While sanctions are being imposed on oil, coal and gas, or at least significant efforts are being made to end dependency, the nuclear sector is being exempted from sanctions against Russia. You even enter into new dependencies.

Russian nuclear technology in the EU

Rosatom is the world's largest designer of nuclear power plants: there are 34 new reactor construction projects in 11 countries. All are supported by the IAEA and relations are close. Russia is also building new nuclear reactors in Europe. Only on August 26, 2022 did Hungary issue the building permit for the construction of two new Russian VVER 1200 reactors in Paks.

For the first time, this type of reactor can be built in the European Union.

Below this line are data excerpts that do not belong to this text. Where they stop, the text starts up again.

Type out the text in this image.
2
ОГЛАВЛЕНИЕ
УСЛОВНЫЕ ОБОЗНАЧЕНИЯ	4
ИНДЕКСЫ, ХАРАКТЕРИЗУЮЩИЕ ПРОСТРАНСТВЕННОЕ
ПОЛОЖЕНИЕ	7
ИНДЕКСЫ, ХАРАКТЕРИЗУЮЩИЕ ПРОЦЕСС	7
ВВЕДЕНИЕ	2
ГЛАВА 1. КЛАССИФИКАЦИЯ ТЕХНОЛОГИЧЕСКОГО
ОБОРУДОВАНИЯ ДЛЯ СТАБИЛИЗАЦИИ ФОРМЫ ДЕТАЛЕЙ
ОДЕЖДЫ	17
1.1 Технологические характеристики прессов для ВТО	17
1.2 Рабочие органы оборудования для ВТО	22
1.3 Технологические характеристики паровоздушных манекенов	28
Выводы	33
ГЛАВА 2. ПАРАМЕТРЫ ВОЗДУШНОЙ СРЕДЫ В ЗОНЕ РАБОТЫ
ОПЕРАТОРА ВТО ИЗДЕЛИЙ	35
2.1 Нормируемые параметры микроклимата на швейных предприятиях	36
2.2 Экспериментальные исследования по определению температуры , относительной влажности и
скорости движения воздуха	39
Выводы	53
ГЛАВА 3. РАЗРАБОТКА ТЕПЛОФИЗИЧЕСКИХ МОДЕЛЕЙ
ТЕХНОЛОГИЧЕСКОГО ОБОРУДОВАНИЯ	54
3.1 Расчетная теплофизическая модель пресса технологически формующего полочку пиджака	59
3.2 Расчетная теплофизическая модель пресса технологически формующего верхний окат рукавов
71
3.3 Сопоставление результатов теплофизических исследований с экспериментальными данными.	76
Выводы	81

This not only brings Russia many billions of euros from Europe, but also leads to further energy dependency, and that for decades to come. A total of 16 reactors in Europe depend on Russian supplies.

At the same time, we are dealing with a new threat situation due to the warlike actions of Russia. Cyber ​​attacks also pose a risk. If the conflict escalates, any nuclear power plant could be a potential military target. The conclusion can therefore only be: if Europe is at war, Europe should not operate nuclear power plants.